Not sure where to start... We lost our home two months ago due to financial pressures. We now live with my 83 year old gran. Our DS is 4, life is incredibly stressful at times. Thanks to her, we have a home, our own rooms, less financial pressure, enourmous amounts of love. But along with this we have lost our independance, our privacy, we are judged on how we discipline our son when he misbehaves, we are subjected to guilt tips if we should (heaven forbid) have to drive late at night (work makes this a nescessity), mealtimes are a drama every evening - unless we can stand the bland and limited range of foods both she and DS are prepared to eat without tears and tantrums. Overall, she is as well as can be expected healthwise - however she is a dreadful hypochondriac, she has a heart condition which will continue to limit her ability and this tends to dominate her outlook. She lost her husband and son within 2 years of each other and this has made her a shadow of her former self. Our presence here has helped enourmously in some ways but she sometimes seems to have given up. My husband and I are under so much emotional pressure, we can't go through the normal process of 'big row, sulk, kiss and make up' without the added emotional strain of Someone Else in the mix. DH does not handle stress well, he gets very angry and is prone to a good shout. He has always found the typical pressures of parenting very difficult, I suspect he has ADHD although this was never spotted in his youth. I think he feels responsible for us ending up here. Social housing is not a likely outcome in our area, private rents are also not an affordable option. We are both in work but earn very little and have been financially dependant upon her for unexpected expenses.
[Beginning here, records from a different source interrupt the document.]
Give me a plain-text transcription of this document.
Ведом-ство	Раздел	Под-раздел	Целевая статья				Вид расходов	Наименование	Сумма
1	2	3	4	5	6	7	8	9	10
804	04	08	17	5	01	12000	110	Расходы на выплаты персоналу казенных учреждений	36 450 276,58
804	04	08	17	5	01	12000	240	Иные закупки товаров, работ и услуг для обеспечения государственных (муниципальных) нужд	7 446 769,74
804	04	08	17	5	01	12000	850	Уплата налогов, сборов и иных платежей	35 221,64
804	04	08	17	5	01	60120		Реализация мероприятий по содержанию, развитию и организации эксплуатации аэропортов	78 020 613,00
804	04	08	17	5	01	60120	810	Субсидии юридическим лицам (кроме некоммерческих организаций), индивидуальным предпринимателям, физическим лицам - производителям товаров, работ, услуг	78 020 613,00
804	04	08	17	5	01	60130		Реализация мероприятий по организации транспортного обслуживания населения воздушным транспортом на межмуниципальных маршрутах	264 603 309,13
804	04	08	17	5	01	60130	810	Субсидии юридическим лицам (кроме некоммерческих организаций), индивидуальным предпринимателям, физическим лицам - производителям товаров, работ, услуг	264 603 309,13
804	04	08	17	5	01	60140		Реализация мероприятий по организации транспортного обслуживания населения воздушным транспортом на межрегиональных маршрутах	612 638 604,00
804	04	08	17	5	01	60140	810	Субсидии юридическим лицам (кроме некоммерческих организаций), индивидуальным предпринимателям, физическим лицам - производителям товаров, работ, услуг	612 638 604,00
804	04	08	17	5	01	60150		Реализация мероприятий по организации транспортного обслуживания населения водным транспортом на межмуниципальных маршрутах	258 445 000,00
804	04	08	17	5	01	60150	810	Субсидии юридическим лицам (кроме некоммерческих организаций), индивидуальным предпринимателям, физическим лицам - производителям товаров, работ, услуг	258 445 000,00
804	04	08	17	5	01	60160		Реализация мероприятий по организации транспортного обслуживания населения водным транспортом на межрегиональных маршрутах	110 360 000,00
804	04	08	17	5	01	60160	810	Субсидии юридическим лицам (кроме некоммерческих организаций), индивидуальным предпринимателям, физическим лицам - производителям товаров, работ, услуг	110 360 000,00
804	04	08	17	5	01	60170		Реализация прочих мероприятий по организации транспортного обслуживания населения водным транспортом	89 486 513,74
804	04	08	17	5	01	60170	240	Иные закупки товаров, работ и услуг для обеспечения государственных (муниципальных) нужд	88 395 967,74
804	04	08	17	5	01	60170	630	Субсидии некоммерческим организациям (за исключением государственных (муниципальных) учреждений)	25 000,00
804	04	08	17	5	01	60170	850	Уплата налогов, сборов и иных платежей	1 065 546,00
We had hoped that we could save for a deposit whilst here but a reduction in my wages has made this impossible. My mum is great, but she works full time and has my OCD influenced brother to consider - a thread all to himself for the future. My dad is loving but preoccupied, DH's parents are functioning alcoholics. Any advice welcomed, thanks in advance xx
No advice, just lots of sympathy. It sounds as if you have been through a lot recently.
Any chance of taking a step back and trying to create some boundaries. A once a week "date night" even if it is somewhere really cheap, and when your mum might take your son. Meals where something a bit more grown up can be added to your plates. That said acknowledging there is a problem is a good first step. I hope you and your DH can find a way through together.